- The Guardian
- Issue #2055
AUSTRALIA: Without much fanfare, Australians are being softened up to accept nuclear waste, nuclear power, and nuclear weapons. Not in one step of course, these things take time, but the process has started.
Nuclear waste is with us now, in a small way, because we have a reactor that produces nuclear material for use in medicine. The material and the waste are on a relatively small scale. Australia has a moratorium on nuclear power, but not on nuclear weapons. Our ally who we treat as a master, the USA, refuses to say if there are nuclear weapons on its planes, ships, and submarines. Unlike New Zealand, which told the US that their ships weren’t welcome if they couldn’t guarantee that there were no nuclear weapons on board, the Australians don’t push the issue.

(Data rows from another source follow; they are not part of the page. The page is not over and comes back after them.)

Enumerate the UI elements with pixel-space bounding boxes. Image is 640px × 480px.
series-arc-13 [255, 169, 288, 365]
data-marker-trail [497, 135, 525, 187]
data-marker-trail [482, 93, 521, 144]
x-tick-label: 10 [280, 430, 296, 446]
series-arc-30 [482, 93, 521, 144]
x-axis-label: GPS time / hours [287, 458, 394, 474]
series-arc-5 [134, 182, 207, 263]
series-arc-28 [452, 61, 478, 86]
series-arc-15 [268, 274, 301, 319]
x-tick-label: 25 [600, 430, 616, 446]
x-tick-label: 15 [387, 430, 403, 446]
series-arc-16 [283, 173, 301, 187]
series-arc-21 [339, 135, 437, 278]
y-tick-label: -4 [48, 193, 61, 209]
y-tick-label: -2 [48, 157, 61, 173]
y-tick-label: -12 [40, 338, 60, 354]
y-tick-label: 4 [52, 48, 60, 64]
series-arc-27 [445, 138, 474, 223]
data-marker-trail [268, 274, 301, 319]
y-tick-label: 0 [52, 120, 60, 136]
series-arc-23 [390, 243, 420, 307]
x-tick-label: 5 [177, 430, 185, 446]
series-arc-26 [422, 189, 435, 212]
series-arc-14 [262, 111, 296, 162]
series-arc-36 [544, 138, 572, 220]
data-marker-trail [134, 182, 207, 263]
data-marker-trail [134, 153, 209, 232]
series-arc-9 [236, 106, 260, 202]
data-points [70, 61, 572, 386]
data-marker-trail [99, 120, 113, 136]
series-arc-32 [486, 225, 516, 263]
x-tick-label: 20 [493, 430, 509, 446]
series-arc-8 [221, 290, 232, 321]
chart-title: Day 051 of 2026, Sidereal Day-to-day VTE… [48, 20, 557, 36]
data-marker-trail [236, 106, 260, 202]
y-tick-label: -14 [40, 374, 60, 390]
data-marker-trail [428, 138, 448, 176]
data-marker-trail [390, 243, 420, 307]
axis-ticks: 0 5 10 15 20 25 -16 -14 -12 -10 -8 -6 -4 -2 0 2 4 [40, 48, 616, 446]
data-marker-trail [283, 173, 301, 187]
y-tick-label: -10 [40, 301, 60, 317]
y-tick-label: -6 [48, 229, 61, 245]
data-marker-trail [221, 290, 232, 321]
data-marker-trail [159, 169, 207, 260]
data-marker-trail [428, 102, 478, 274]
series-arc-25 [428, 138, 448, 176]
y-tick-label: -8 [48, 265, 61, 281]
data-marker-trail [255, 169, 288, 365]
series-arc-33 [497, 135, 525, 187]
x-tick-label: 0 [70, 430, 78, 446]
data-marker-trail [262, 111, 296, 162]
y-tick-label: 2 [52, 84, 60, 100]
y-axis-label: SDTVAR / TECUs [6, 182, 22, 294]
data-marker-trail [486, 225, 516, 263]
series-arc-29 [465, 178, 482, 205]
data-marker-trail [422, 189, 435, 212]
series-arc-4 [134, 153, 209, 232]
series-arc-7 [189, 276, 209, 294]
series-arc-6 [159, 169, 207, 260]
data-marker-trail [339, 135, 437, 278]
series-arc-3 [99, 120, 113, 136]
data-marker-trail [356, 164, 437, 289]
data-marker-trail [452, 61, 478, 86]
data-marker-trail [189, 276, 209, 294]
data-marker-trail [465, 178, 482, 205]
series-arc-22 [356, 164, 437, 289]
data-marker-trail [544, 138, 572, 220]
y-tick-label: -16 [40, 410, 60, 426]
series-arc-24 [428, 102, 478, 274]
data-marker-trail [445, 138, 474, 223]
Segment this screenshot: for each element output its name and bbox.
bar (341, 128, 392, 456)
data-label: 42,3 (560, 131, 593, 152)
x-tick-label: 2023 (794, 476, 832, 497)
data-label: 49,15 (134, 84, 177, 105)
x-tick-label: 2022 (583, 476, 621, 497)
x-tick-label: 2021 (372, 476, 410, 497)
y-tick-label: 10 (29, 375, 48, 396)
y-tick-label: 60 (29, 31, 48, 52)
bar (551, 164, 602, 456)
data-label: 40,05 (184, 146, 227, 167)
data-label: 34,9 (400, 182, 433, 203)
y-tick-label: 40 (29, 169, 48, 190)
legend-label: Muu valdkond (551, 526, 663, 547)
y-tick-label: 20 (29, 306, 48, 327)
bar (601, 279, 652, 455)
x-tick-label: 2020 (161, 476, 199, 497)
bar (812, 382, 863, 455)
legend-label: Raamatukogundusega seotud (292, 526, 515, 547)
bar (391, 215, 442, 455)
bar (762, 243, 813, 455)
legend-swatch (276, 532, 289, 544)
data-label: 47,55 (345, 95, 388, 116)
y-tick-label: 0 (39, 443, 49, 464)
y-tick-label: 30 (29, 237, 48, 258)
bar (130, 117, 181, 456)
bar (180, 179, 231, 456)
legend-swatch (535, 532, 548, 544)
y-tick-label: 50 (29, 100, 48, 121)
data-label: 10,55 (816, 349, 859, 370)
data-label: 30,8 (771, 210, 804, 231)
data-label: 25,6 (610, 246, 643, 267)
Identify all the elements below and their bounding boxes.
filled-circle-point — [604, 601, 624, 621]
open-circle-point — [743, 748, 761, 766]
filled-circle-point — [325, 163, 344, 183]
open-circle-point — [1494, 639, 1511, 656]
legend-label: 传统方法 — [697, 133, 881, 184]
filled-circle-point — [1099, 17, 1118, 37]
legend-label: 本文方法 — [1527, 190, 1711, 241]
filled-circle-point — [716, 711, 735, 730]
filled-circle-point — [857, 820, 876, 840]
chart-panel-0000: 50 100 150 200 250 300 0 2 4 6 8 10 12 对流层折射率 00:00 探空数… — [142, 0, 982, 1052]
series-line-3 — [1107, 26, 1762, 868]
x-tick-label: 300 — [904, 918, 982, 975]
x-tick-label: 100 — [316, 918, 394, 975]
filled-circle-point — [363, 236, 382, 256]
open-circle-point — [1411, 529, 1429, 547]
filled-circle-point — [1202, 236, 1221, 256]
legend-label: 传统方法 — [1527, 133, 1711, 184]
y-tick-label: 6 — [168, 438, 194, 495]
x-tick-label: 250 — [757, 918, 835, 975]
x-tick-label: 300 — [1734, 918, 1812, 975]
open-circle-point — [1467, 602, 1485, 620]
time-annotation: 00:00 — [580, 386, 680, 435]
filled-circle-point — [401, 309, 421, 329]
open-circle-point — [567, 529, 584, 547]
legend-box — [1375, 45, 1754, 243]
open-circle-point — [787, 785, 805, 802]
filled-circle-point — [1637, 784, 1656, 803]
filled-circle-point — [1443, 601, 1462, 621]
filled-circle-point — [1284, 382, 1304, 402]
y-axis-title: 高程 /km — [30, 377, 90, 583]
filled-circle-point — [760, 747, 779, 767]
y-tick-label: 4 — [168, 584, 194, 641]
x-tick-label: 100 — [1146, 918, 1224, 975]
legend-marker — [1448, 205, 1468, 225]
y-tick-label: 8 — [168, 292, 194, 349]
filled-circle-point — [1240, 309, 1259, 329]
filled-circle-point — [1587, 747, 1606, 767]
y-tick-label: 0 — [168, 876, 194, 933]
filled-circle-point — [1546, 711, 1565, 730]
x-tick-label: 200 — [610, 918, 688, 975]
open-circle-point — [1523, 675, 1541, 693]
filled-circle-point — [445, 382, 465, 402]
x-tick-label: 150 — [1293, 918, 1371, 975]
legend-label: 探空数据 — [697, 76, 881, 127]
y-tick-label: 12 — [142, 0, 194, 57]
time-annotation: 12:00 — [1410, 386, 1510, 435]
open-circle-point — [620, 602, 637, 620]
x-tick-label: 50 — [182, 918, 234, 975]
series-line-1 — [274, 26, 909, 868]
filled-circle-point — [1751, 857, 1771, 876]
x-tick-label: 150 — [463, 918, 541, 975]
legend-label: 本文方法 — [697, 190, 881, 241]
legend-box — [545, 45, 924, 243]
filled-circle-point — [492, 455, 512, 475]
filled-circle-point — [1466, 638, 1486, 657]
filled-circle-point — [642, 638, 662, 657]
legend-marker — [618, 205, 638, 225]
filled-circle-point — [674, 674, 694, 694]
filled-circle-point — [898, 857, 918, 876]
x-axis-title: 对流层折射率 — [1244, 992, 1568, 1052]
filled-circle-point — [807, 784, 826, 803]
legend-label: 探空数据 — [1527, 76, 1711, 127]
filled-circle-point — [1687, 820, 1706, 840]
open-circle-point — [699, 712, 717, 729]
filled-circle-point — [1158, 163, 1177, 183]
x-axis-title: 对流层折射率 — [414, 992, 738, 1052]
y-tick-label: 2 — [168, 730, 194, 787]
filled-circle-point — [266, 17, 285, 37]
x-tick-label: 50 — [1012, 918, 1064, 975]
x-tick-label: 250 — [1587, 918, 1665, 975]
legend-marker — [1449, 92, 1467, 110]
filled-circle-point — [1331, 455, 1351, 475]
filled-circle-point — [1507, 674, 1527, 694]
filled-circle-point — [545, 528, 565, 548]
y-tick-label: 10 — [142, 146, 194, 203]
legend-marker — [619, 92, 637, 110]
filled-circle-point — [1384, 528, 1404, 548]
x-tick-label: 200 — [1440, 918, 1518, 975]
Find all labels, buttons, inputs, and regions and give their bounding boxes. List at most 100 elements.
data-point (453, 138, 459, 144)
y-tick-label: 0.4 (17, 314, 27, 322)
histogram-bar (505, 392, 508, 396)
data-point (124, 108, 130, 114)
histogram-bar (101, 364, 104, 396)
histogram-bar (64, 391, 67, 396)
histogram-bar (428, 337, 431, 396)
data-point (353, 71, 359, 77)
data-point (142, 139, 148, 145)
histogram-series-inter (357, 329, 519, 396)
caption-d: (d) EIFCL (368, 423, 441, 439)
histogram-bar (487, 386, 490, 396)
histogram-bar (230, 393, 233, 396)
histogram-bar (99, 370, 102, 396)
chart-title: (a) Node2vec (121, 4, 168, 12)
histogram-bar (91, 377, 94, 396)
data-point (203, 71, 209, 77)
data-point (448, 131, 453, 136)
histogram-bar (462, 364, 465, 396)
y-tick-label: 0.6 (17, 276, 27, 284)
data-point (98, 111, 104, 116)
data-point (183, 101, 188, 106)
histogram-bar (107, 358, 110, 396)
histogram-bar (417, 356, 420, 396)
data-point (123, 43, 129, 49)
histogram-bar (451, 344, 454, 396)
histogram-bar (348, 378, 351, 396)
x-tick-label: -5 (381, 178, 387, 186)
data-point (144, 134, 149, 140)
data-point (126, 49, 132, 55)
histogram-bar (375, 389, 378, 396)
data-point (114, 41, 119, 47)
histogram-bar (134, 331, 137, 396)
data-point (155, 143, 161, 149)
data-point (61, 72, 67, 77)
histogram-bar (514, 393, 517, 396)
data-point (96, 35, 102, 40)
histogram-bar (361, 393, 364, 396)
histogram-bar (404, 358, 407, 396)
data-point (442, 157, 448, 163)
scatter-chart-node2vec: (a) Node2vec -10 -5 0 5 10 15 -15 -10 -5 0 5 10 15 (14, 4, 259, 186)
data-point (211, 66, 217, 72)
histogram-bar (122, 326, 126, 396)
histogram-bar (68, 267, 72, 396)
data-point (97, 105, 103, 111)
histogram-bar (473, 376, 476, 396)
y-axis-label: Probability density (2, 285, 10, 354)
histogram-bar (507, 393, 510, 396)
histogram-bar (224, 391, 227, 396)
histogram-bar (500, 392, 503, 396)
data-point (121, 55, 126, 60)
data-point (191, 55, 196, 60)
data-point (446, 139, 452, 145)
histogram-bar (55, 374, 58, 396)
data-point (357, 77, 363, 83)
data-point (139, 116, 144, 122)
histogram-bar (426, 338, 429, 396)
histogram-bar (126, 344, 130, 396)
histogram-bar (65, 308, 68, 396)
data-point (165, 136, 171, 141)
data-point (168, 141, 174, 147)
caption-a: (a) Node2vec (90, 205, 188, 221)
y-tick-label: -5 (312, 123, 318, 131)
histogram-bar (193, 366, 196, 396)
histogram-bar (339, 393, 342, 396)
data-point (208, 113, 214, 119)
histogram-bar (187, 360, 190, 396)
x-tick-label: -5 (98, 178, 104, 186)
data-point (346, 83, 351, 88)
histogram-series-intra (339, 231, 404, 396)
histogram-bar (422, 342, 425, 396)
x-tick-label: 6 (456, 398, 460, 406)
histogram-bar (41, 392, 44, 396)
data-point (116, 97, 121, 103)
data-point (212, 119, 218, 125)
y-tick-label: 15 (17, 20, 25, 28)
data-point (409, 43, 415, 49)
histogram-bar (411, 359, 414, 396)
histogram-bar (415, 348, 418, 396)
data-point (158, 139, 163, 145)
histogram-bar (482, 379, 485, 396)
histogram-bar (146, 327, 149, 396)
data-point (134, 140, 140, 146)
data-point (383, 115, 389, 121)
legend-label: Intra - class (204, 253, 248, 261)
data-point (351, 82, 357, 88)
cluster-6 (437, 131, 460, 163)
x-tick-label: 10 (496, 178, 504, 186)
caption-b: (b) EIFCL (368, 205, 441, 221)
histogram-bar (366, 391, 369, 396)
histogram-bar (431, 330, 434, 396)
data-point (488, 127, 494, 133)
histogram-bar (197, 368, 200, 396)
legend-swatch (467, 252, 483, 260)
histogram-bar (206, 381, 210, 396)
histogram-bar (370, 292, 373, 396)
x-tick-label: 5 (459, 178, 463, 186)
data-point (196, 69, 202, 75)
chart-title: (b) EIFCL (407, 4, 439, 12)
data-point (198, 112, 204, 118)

So for all we know, we have already hosted countless nuclear weapons.
More nuclear waste is inevitable, because we have been committed to spending $368 billion – a floor, not a ceiling, as the ALP like to say – on nuclear powered submarines. When those submarines turn up, Australia will have working nuclear reactors, and be responsible for much more nuclear waste. As a first step, the government has to change legislation connected to our moratorium on civil nuclear power.
So it is that Richard Marles, our Defence Minister, has introduced a Bill amending the Australian Radiation Protection and Nuclear Safety Act 1998 and the Environment Protection and Biodiversity Conservation Act 1999. In introducing this Bill, Marles promised parliament that he wasn’t touching the nuclear moratorium, but was just taking “the first legislative step in support of Australia’s acquisition of conventionally armed nuclear-powered submarines.” Marles added that the bill makes it clear that the moratorium on civil nuclear power does not limit “regulatory functions” to do with nuclear-powered submarines. The Bill amends the Australian Radiation and Nuclear Safety Act and the Environment Protection and Biodiversity Act. It’s fair to say that Marles isn’t abolishing the moratorium on civil nuclear power, but is limiting its’ scope. It’s like telling someone that their house is still their own, but they’re now not allowed to use one of the bedrooms.
Marles also said that he’s going to set up a new regulator, “the Australian Nuclear-Powered Submarine Safety Regulator.” This new regulator will handle “the unique circumstances associated with nuclear safety and radiological protection” while we have our nuclear-powered submarines.
Until now, the moratorium has meant that Australian government ministers aren’t allowed to do anything towards constructing or running a nuclear power plant. Marles has put in an amendment which makes it clear that he is allowed to “issue declarations” involving nuclear “propulsion” plants in a nuclear-powered submarine.
While Marles has been careful to reassure parliament that he’s not abolishing the moratorium, and that the submarines will be conventionally armed, others aren’t so sure. Nine newspapers recent nine-page warmongering exercise “Red Alert” only complained that the submarines didn’t go far enough, and seriously suggested that Australia should host nuclear missiles – providing this would be acceptable to the US.
Sentaor Matt Canavan has proposed a bill to remove our ban on nuclear energy, arguing that if Australia will have nuclear submarines it makes “no sense at all” to ban nuclear power. The Minerals Council of Australia, which like Canavan loves talking about nuclear power as an alternative to actually doing anything about renewable energy, agrees. Tania Constable, chief exectuve of the MCA argues that if Marles is going to lift the prohibition on nuclear power for submarines, he should go all the way and just ditch the moratorium. Constable added that having a nuclear industry would mean that nuclear submariners could leave their subs and work in Australian nuclear power plants.
The high-skilled jobs the nuclear submarine deal is supposed to be creating have been estimated to cost more than $18 million per job. The final cost will be higher than that. As economist John Quiggin has said “just as the massive financial cost of the submarines will come at the expense of spending on social needs, and the workers required to build them will divert skills from addressing needs such as decarbonising the economy.”